Economists say that other tax cuts, for example on income tax or VAT, would also fail to target the most needy. Truss said this week that she would do “all she can” to help the most vulnerable: it will be a major early test of her priorities.

Windfall tax

New chancellor Nadhim Zahawi is drawing up a list of options to tackle the economic crisis to present to the new prime minister, including going beyond the £5bn windfall tax on oil and gas producers introduced by Sunak.

The former chancellor previously proposed a new £3bn-£4bn levy on electricity generators, and Zahawi has kept it on the table. There is also pressure to extract more from oil and gas producers by cutting back investment allowances.

Truss opposes windfall taxes. Kwasi Kwarteng, business secretary and potentially her new chancellor, is also opposed. But the political pressure from opposition parties to impose heavier windfall levies will be huge.

Bank of England

Whoever becomes the next prime minister will immediately find themselves in a fight with Andrew Bailey, the BoE governor, in a row that could unsettle markets at a perilous time.

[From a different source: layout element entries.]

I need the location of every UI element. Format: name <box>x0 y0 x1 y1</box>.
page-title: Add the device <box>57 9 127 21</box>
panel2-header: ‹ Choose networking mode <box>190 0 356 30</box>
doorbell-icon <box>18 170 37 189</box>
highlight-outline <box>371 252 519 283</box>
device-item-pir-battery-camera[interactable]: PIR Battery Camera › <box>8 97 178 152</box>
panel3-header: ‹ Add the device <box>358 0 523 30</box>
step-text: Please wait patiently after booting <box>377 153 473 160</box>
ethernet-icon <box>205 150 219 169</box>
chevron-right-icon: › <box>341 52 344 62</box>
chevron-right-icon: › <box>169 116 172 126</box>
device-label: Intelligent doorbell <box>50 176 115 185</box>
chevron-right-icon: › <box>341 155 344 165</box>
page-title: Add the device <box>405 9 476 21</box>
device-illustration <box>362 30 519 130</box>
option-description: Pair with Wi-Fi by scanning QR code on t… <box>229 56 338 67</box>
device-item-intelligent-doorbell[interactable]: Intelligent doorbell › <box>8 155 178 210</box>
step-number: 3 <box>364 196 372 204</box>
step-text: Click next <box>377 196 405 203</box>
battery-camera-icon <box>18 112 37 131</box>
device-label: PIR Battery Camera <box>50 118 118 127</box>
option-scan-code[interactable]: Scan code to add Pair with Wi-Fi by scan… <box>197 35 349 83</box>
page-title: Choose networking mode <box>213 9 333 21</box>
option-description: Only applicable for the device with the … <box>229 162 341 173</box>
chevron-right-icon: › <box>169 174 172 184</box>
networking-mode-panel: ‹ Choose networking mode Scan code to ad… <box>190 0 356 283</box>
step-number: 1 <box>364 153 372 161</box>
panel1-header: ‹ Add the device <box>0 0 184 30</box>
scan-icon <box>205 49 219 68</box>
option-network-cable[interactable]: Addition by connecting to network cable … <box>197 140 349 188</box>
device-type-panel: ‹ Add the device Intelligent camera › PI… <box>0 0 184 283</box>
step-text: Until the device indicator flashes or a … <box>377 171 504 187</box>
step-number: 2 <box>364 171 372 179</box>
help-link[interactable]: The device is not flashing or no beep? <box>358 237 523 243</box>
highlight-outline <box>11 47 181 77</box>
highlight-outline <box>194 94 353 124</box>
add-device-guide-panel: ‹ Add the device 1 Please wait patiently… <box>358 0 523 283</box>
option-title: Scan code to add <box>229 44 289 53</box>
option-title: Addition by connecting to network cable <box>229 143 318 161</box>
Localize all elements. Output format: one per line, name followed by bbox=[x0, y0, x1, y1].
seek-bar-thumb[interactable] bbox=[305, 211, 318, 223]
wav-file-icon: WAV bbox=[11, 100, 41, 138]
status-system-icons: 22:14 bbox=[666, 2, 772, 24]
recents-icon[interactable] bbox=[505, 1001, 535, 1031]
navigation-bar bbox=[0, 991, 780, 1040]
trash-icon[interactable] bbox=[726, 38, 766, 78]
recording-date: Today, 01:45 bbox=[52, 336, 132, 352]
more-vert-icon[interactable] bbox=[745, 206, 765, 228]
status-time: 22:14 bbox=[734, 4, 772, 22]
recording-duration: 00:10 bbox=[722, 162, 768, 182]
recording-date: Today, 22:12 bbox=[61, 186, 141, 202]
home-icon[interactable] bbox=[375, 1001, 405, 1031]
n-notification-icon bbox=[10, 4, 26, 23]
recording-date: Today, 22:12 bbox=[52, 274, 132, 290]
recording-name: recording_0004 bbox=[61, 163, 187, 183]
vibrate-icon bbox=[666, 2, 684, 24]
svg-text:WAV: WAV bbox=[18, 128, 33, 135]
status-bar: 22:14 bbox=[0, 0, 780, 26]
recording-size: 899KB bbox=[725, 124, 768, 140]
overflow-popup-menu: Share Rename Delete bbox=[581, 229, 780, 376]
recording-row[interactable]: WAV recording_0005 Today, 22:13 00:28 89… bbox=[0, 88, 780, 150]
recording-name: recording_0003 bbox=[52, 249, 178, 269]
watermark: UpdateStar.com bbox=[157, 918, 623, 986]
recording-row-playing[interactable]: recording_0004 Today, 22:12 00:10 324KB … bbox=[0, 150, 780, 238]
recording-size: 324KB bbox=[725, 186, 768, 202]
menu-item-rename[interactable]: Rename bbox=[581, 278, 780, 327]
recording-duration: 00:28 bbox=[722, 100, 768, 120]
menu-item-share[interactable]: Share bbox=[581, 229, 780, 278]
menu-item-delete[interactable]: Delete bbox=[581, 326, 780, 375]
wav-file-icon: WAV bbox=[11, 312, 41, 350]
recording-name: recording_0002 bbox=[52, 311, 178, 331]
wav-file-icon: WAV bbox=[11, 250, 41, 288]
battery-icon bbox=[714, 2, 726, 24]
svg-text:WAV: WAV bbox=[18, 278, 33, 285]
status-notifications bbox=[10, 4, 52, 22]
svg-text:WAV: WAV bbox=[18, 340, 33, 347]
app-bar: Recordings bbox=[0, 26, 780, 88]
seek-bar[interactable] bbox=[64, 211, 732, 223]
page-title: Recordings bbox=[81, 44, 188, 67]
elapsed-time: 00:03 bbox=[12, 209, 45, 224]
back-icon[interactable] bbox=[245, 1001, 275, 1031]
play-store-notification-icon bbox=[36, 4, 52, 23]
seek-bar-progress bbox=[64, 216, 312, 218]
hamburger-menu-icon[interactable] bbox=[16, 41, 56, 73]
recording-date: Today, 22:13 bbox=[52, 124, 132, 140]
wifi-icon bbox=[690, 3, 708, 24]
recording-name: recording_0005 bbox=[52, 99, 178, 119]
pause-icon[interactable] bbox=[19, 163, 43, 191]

Truss’s supporters have accused the central bank of being too slow to put up interest rates, and the foreign secretary has said she will review the bank’s mandate. It is unclear what changes, if any, she will actually make.

Meanwhile, both Truss and Sunak want to give ministers the power to review decisions by regulators “in the public interest” if they feel that the watchdogs are not being rigorous enough in rewriting EU rules.

Bailey is insisting on regulatory independence, arguing that political interference could undermine investor confidence and make the City of London less competitive.

Brexit

Both candidates have promised to embrace the “opportunities of Brexit”, with Sunak vowing to “keep Brexit safe” by reviewing all retained EU law within 100 days with a view to scrapping some of it.

The problem with any bonfire of EU red tape is that the more Britain diverges from the EU rule book, the more friction arises at the border, including on trade between Great Britain and Northern Ireland.

Both candidates have vowed to enact the Northern Ireland protocol bill, which would rip up part of Johnson’s Brexit deal, arguing that it is essential to help restore Northern Ireland’s power-sharing executive in Stormont.

However, unless the new prime minister backs away from unilateral action, the EU will retaliate by cutting British scientists out of Horizon, the world’s largest research programme, and could eventually trigger a trade war.

Overseas aid

The UK overseas aid programme has been thrown into chaos after the government blocked “non-essential” new payments for the rest of the summer over concerns that Ukraine relief work will breach a spending cap.

The new PM will have to allow spending to exceed the “temporary” 0.5 per cent of GDP spending cap — a Tory manifesto pledge of 0.7 per cent of GDP was scrapped — or put aid projects in the developing world at risk.

Cutting overseas aid is popular with many voters, as well as Conservative members, but risks further alienating “soft” Tory voters, particularly young graduates and professionals in marginal seats.

Internet regulation

The future of the sprawling Online Safety Bill is one of the most complex dilemmas facing the new prime minister after detailed consideration of the legislation was booted into the autumn.

The bill would crack down on “legal but harmful” material, and Truss is anxious about its impact on free speech but has also expressed concerns about the kind of material that might be seen by her teenage daughters. Her principle is that the same rules should apply online as apply in the real world.

Sunak has also been equivocal, also talking about the “horrific” material that his own children might see online.

“The ‘legal but harmful’ bit is something I would want to spend some time as prime minister going over and making sure that we’re getting that bit exactly right,” he said.